Futures Made of Virtual Insanity?

 

Over the past fifty years, developers have endlessly striven to enhance the realism and immersitivty of digital gaming; the industry's collective achievements to that end are one of the best displays of the sparks that fly when technology and culture magically come together.

In today's world where players pass commercial driver's license exams by practicing on Euro Truck Simulator 2, even the most old-fashioned of laymen are forced to at least acknowledge the brilliance and verisimilitude of our electronic fakes.
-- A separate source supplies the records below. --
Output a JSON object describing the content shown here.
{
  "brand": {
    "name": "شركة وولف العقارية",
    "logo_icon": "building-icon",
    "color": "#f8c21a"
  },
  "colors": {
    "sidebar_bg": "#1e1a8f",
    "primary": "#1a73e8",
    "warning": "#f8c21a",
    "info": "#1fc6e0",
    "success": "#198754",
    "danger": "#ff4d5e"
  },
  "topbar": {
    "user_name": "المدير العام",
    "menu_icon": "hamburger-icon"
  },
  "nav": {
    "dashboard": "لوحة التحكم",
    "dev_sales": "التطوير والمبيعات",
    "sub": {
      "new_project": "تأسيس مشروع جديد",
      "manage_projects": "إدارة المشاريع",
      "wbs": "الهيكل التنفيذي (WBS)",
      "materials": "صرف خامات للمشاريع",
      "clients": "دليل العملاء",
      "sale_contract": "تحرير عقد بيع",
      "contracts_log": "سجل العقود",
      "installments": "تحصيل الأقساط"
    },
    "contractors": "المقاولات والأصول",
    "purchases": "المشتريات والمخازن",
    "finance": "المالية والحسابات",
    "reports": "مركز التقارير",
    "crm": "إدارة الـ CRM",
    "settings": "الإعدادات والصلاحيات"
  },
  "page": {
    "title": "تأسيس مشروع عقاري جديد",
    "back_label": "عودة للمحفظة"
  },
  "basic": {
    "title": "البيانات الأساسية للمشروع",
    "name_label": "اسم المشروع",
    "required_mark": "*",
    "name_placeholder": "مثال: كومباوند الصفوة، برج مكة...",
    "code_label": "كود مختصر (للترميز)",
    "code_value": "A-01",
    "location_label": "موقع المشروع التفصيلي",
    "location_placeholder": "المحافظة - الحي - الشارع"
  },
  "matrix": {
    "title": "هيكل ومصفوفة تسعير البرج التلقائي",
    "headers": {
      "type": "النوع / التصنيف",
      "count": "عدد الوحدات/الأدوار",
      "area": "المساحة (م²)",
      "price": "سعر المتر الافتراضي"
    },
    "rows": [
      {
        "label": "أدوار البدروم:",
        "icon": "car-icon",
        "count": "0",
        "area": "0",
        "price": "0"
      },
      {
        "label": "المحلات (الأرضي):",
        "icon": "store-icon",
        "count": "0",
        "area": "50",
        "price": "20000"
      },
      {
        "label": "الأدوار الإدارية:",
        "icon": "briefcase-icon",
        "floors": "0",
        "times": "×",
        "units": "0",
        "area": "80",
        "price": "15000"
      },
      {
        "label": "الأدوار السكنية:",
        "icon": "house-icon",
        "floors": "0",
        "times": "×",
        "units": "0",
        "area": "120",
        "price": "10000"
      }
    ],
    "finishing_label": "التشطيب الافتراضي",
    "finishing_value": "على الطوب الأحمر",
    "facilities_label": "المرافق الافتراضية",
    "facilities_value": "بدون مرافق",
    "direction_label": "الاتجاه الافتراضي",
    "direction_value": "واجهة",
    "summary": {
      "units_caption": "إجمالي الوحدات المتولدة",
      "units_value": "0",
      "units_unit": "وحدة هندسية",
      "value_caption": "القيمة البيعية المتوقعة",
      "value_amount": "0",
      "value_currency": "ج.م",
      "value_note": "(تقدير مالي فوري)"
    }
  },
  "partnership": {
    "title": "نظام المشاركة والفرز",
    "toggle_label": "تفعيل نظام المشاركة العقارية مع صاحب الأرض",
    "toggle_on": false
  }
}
With the Next Big Thing to hit gaming - Virtual Reality - now knocking at our door, some hopefuls are going as far as to say humanity's quest to recreate the real is finally nearing its end, even if expert opinions are quite a bit more divided.

 

 

While it is dubious that the advent of VR will instantly unleash a hellfire of Cartesian doubt upon our daily lives, the question remains: will a game indistinguishable from reality still be "only a game"? The speed in which modern technology shatters supposedly insurmountable obstacles has been consistent enough for us to believe that VR will eventually catch up with the real world in all relevant aspects.

By rendering irrelevant the distinction between direct and indirect experience, and destroying the very confines of time and space through the possibility of alternate continuums, the endgame for VR is all but guaranteed to shatter not just gaming but humanity's worldview itself.

 

 

Are we truly ready for VR, and will we be adequately prepared for the inevitable revolution?